Array-to-pointer conversion -> Qualification conversions ->  identity conversion   
^^^^^^^^^^^^^^^^^^^^^^^^^^^    ^^^^^^^^^^^^^^^^^^^^^^^^^     ^^^^^^^^^^^^^^^^^^^ 
     int[2] => int*               int* => int const*           int const* => int const* 

由于身份转换是 Quality conversions 的适当子序列，因此S1优于S2.因此，#3 是通过 f(ptr)的重载分辨率选择的.

Since identity conversion is a proper subsequence of Qualification conversions, hence S1 is better than S2. So, #3 is selected by overload resolution for f(ptr).

当我使用类似的过程来确定哪个最适合 g(arr)时，我遇到了一个问题.

When I use a similar process to determine which is best for g(arr), I encounter an issue.

同样，给定S1为(arr => int *)

Again, given S1 as (arr => int*)

Array-to-pointer conversion -> identity conversion  
^^^^^^^^^^^^^^^^^^^^^^^^^^^    ^^^^^^^^^^^^^^^^^^^ 
      int[2] => int*              int* => int*

同时给定S2为(arr => int(& arr)[2])

while given S2 as(arr => int (&arr)[2])

当引用类型的参数直接绑定到参数表达式时，隐式转换序列是恒等转换，除非参数表达式的类型是参数类型的派生类，在这种情况下，隐式转换序列为派生基础转化

When a parameter of reference type binds directly to an argument expression, the implicit conversion sequence is the identity conversion, unless the argument expression has a type that is a derived class of the parameter type, in which case the implicit conversion sequence is a derived-to-base Conversion

identity conversion
^^^^^^^^^^^^^^^^^^^
  bind to reference   

这里， S2 的身份转换是 S1 的数组到指针转换的适当子序列，因此它应该比 S1 更好，为什么编译器会抱怨 g(arr)是模棱两可的调用?

Here, identity conversion of S2 is a proper subsequence of Array-to-pointer conversion of S1, hence it should be better than S1, why the compiler complained g(arr) is an ambiguous invocation?

我对如何对标准转换序列进行排名有误读吗?如何比较两个标准ICS(包含的转化等级)?

Do I have any misreading about how to rank the standard conversion sequences? How to compare two standard ICS (rank of the contained conversion)?

推荐答案

关键点在这里:

S1是S2的适当子序列(比较[over.ics.scs]定义的规范形式的转换序列，不包括任何左值转换；同一性转换序列被认为是任何非同一性转换序列的子序列)，或者如果不是这样的话

S1 is a proper subsequence of S2 (comparing the conversion sequences in the canonical form defined by [over.ics.scs], excluding any Lvalue Transformation; the identity conversion sequence is considered to be a subsequence of any non-identity conversion sequence) or, if not that

这意味着，对于函数调用 g(arr)，所有数组到指针的转换都不用于确定排名.换句话说，从 int [2] 类型到 int * 类型，只有一个身份转换可用于确定排名.因此， void g(int *);的S1和 void g(int(& arr)[2]); 的S2是无法区分的ICS，因此编译器给出一个模棱两可的错误.

That means, for function call g(arr), all Array-to-pointer conversion are not used to determine the rank.
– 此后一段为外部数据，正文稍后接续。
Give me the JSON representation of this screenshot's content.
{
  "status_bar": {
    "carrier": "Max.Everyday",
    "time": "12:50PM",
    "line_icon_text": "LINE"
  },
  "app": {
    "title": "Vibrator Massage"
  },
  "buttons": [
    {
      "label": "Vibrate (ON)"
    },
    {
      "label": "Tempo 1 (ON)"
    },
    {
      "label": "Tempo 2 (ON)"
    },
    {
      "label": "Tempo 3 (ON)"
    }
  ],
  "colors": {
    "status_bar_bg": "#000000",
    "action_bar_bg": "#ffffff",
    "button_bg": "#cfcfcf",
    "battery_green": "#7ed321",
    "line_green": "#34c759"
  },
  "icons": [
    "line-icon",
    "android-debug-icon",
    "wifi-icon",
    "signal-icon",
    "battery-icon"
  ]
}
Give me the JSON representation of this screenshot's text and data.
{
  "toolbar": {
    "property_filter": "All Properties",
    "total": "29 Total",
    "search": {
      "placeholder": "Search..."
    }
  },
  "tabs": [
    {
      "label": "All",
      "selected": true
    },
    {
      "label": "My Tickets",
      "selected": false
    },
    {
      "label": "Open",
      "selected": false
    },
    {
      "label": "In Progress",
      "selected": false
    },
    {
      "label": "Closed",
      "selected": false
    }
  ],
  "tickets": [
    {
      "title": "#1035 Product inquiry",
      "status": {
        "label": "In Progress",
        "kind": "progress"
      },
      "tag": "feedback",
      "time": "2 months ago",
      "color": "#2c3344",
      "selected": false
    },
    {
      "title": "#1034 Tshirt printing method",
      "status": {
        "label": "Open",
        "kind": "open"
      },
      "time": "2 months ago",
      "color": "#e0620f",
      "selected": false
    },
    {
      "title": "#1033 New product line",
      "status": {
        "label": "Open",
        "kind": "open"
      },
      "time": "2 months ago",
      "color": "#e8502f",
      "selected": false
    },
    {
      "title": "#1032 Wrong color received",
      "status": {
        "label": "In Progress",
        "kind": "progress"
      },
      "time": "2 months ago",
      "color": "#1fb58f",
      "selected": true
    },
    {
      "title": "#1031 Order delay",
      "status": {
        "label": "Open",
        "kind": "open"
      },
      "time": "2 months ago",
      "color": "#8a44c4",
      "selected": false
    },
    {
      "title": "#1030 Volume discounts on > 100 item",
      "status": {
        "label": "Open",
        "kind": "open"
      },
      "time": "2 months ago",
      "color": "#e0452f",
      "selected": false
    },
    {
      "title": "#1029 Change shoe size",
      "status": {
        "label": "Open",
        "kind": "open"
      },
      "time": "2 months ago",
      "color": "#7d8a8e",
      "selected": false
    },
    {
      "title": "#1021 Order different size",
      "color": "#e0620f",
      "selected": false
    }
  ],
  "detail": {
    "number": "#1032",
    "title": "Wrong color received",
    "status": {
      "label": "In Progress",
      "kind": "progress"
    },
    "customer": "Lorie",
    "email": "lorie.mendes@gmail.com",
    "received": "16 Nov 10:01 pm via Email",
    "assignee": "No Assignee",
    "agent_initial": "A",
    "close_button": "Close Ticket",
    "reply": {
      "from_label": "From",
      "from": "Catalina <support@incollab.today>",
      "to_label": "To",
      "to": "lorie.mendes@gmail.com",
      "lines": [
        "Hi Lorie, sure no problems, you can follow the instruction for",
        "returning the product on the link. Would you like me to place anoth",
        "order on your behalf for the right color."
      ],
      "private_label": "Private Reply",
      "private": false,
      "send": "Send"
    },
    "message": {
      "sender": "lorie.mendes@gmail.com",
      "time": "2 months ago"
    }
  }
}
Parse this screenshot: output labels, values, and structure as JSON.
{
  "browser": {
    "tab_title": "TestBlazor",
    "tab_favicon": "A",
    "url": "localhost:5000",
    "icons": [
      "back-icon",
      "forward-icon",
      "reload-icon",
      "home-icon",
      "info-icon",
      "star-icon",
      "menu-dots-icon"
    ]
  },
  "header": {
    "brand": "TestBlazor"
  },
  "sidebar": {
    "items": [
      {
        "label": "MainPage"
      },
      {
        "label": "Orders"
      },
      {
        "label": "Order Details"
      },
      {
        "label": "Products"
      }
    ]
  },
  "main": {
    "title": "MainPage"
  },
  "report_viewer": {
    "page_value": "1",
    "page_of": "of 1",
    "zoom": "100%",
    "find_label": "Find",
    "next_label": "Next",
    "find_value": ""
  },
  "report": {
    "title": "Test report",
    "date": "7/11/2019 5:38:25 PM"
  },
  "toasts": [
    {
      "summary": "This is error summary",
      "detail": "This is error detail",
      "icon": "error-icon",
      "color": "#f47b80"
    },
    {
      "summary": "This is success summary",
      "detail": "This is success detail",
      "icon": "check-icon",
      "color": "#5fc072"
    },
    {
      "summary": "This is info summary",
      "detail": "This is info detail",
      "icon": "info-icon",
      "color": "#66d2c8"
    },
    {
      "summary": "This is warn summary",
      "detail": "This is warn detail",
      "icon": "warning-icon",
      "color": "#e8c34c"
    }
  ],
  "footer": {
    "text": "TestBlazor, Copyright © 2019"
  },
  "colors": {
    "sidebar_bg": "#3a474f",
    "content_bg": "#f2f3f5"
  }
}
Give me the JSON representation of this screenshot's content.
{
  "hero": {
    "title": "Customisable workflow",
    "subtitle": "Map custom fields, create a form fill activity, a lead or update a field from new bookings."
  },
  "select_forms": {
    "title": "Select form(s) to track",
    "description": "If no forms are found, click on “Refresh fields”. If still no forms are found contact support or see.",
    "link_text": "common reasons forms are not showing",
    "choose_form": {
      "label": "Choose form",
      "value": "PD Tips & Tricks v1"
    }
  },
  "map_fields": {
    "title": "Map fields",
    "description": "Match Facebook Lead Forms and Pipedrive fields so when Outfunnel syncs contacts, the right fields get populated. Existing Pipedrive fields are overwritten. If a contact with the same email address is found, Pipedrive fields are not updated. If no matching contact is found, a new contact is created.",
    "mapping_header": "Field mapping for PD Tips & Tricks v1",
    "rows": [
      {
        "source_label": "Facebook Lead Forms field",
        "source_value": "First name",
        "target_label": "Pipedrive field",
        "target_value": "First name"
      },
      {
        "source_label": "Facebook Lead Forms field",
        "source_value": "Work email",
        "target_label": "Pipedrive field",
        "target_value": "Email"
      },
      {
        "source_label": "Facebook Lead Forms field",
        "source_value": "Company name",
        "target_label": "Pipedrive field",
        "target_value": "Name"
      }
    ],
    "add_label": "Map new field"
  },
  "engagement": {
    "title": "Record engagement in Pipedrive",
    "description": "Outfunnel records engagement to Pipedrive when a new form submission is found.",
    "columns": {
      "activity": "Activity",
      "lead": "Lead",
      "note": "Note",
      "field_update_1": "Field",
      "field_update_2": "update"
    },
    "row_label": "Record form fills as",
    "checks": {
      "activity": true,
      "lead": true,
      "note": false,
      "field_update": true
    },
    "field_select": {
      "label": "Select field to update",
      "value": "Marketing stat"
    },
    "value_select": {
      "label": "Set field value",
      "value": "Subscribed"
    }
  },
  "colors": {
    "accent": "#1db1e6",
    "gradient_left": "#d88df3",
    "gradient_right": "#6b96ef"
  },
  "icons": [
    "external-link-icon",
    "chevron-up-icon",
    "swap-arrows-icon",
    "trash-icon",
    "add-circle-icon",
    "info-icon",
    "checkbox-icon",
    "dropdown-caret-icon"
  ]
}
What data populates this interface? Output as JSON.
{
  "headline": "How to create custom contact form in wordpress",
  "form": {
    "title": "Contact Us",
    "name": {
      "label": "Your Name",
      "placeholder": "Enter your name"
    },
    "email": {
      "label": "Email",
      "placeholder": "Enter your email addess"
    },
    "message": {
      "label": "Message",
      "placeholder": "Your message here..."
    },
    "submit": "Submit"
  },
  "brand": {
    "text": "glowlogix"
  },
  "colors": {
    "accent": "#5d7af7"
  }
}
In other words, from type int[2] to type int*, there's only an identity conversion that used to determine the rank. Hence, S1 of void g(int*); and S2 of void g(int (&arr)[2]); are indistinguishable ICS, hence the compiler gives an ambiguous error.

相反，用于比较排名的 void f(int *); 和 void f(int const *); 的转换是身份转换和资格转换.

As a contrast, the conversions for void f(int*); and void f(int const*); used to compare rank are identity conversion and qualification conversion, respectively.

根据规则:

身份转换序列被视为任何非身份转换序列的子序列

因此，

因此，资格转换的排名要比身份转换的排名低.因此， void f(int *)刺激了比赛.

Hence, Qualification conversion is considered to have a worse rank than that of identity conversion. So, void f(int*) wined the competition.

这篇关于如何比较两个标准转换序列使用包含的转换的等级的文章就介绍到这了，希望我们推荐的答案对大家有所帮助，也希望大家多多支持IT屋！